DeKalb resident Arelia Wimby, whose latest water bill is $2,845.08, was on hand with dozens of other area residents to demand answers about excessively high water bills during a town hall meeting at the Maloof Auditorium in Decatur on Nov. 10. Curtis Compton/ccompton@ajc.com

Extreme DeKalb water bills to be audited

An outside agency is being hired to look into the root causes of why the DeKalb County can’t get its water bills right.

The county’s chief auditor, John Greene, ordered the independent inquiry to determine the reasons for the county’s persistent problems with issuing inaccurate bills, which have skyrocketed to more than $1,000 for some households.

Greene said the examination will evaluate the county’s water billing procedures, identify flaws and recommend solutions.

“DeKalb County taxpayers want some answers,” Greene said Wednesday. “It’s a great opportunity to show the taxpayers we’re looking at things independently and addressing what the issues are.”

RELATED: Anxious DeKalb residents seek relief from extreme water bills

This will be Greene’s first audit since he was hired in August as the county’s financial watchdog, responsible for finding fraud and reducing inefficiencies. The Georgia General Assembly created the job last year in response to allegations of government waste and misbehavior.

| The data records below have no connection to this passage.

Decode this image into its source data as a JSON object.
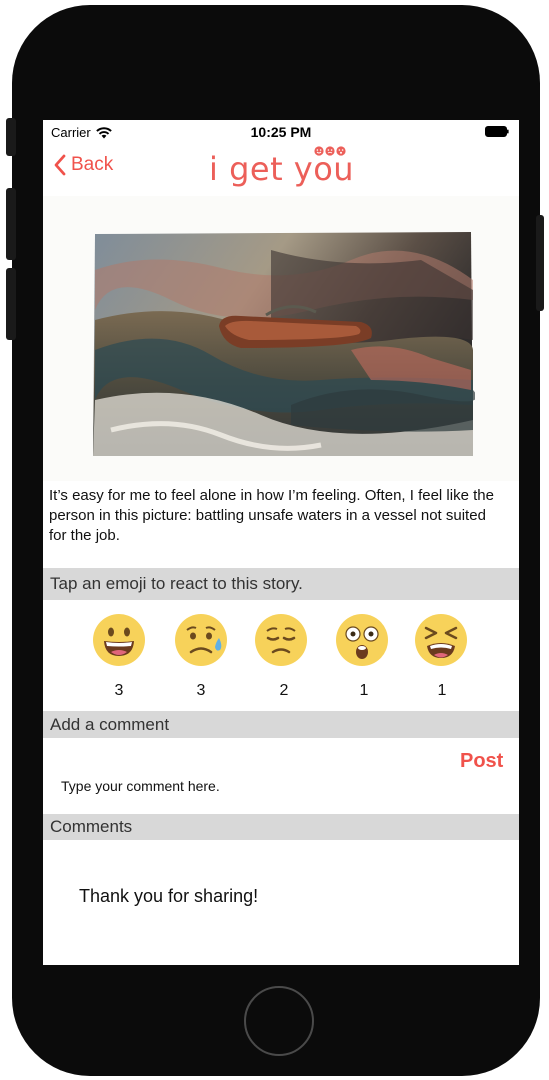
{
  "status_bar": {
    "carrier": "Carrier",
    "time": "10:25 PM"
  },
  "nav": {
    "back_label": "Back",
    "logo_text": "i get you"
  },
  "story": {
    "text": "It’s easy for me to feel alone in how I’m feeling. Often, I feel like the person in this picture: battling unsafe waters in a vessel not suited for the job."
  },
  "reactions": {
    "header": "Tap an emoji to react to this story.",
    "items": [
      {
        "icon": "grinning-face-icon",
        "count": "3"
      },
      {
        "icon": "sad-sweat-face-icon",
        "count": "3"
      },
      {
        "icon": "pensive-face-icon",
        "count": "2"
      },
      {
        "icon": "astonished-face-icon",
        "count": "1"
      },
      {
        "icon": "tired-face-icon",
        "count": "1"
      }
    ]
  },
  "add_comment": {
    "header": "Add a comment",
    "placeholder": "Type your comment here.",
    "post_label": "Post"
  },
  "comments": {
    "header": "Comments",
    "items": [
      "Thank you for sharing!"
    ]
  },
  "colors": {
    "accent": "#f0524b",
    "section_bg": "#d8d8d8",
    "emoji_face": "#f7d25a"
  }
}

Greene made water billing his priority after hundreds of people complained of extreme bills and sought answers at town hall meetings.

He is soliciting companies to examine water meter malfunctions, installation errors, data entry mistakes, billing systems and other irregularities.

Firms must submit proposals by Jan. 13, and the audit is scheduled for completion by May 15.

Bill Cox, who has protested high bills outside DeKalb Commission meetings, said he hopes the audit will get to the bottom of the problem.

“People are suspicious, and we really don’t understand why we’re having this problem and why it’s continuing,” said Cox, one of nearly 2,100 members of the Facebook group Unbelievable DeKalb Water Bills. “For whatever reason, whether it’s incompetence or ill intent, we haven’t been able to get straight answers.”

RELATED: How to dispute high water bills in DeKalb

Greene said he sought an outside company to conduct the audit because he hasn’t yet hired staff that could do the work. The cost of the audit won’t be determined until companies submit their proposals and the DeKalb Commission votes to award a contract.

In the meantime, DeKalb’s government has been trying to help residents resolve issues with their bills.

The county created a dispute resolution process, put a moratorium on water shut-offs for residents fighting their bills and ordered replacement water meters.

In addition, DeKalb Chief Operating Officer Zach Williams has said meter readings are being more thoroughly reviewed, additional staff is being hired and meter readers are being held accountable for mistakes.